Parental leave retention rates (by gender) has recently been added to the latest version of the Global Reporting Initiative’s Sustainability Reporting Guidelines (the G3.1) under Labour Practices (LA15, Core).  

It’s an important and timely addition for Australian organisations given our first fully Government funded paid parental leave scheme started in January this year, about the same time ASX gender and diversity reporting changes became effective for listed companies.

Large Australian companies such as the ANZ report parental leave data (32% of Australian staff who took parental leave in 2009/10 returned, as compared to 30% in New Zealand and 100% in India).

There are many factors that will influence a new mother or father’s decision to return to work and when, such as their employment status (part-time/ full time/ casual) and what this means for eligibility to the organisation’s parental leave policy (which may or may not exceed government requirements), availability and access to quality childcare, the number of children they have and personal and financial circumstances.

I would also suggest that how a boss responds to his/her employee’s pregnancy news – setting in motion the organisation’s maternity and paternity leave policies (assuming they have some) will speak volumes for the corporate culture and play a big role in their organisation’s parental leave retention rate.

A 2009 report from the Productivity Commission on Paid Parental Leave found that of mothers in paid work prior to childbirth, 11 per cent return to paid work within three months of childbirth, 26 per cent within six months, 57 per cent within 12 months, and 74 per cent within 18 months.

Yet recent research suggests that for some Australian women, it’s not a case of will I stay or will I go now, it’s will I go somewhere else? Increasingly it’s to work for themselves (I’m a case in point).

According to research from Bankwest, the number of women setting up their own small business in Australia is growing at twice the rate of men. One of the reasons cited for the trend was women’s preference to work part-time whilst raising small children.

It’s clearly in the interests of organisations to keep their talented women and the link between flexible working arrangements, corporate culture and corporate policy is critical.

A letter to the editor from The Sydney Morning Herald (March 12-13, 2011), written by Dr Anne Reeckmann, captured this point so succinctly:

“Having children is not inconsistent with a career at the top of the corporate ladder, as most men will attest, but it is still the filter that removes a lot of women. Unless corporations have flexible working arrangements and actively support the needs of their women who choose to have children on the way up the corporate ladder, they will find their promising women leaving or opting out of the leadership track.”

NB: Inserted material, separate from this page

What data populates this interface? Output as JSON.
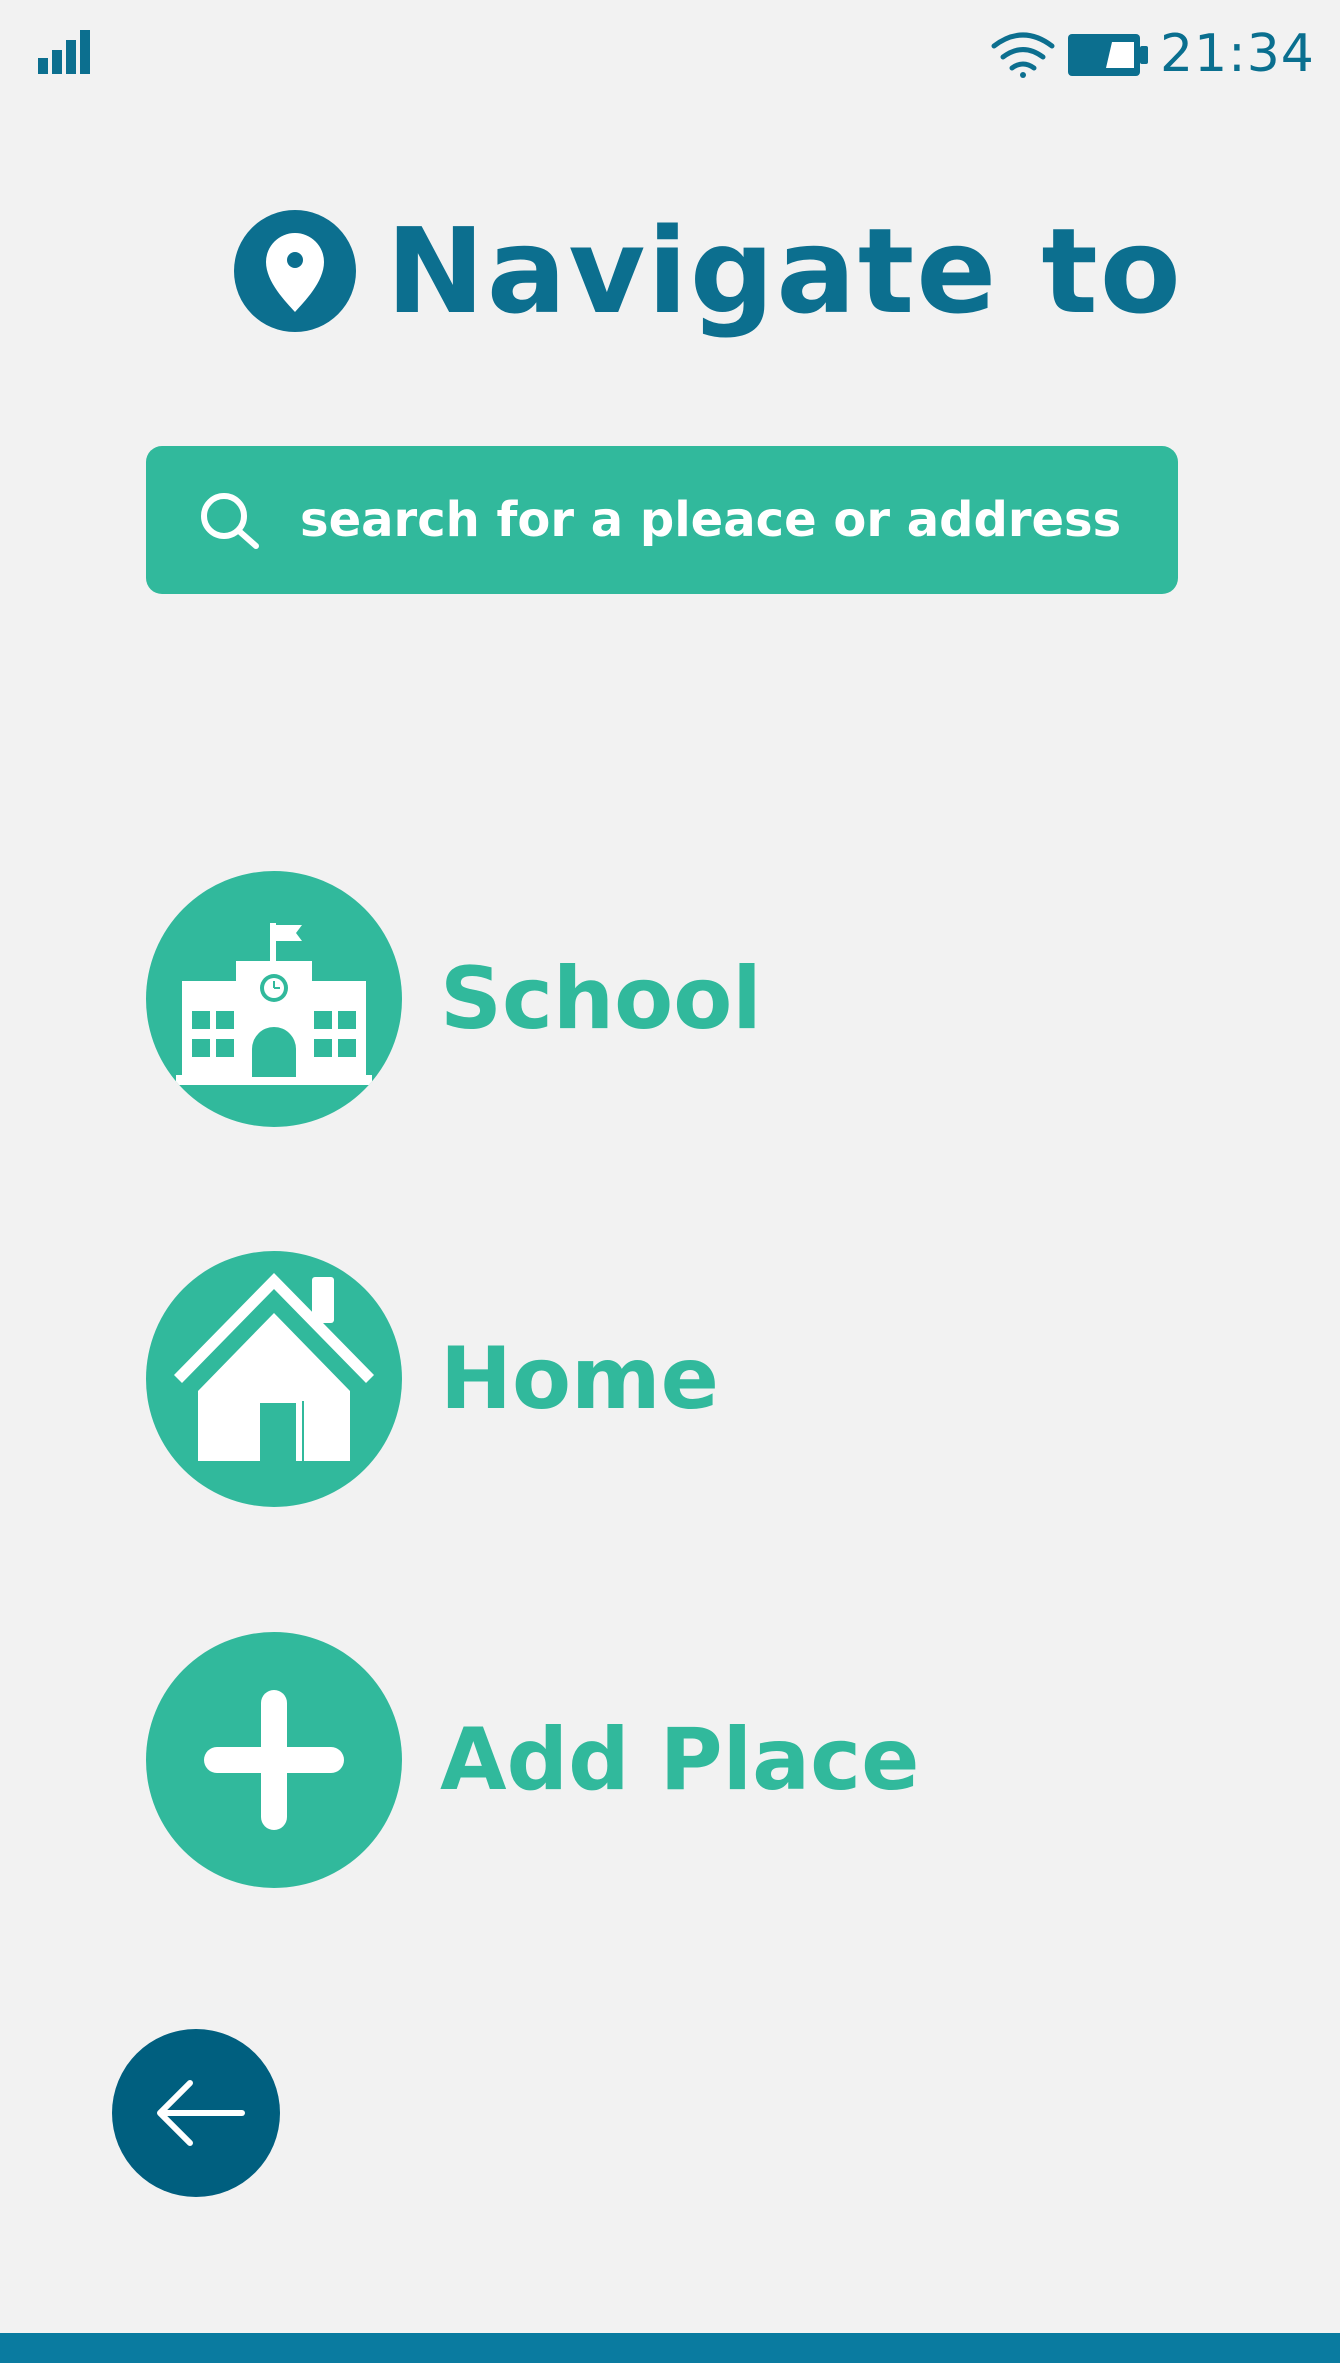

The opportunity for competitive advantage in maintaining a strong parental leave retention rate is pretty obvious.  Yet in Australia, ask any working mother or father about the effort their organisation makes to ensure employees return after parental leave, and you’ll find there are still some dramas unfolding. We still have a long way to go in changing attitudes and corporate culture to support parental leave policies before performance on this indicator improves.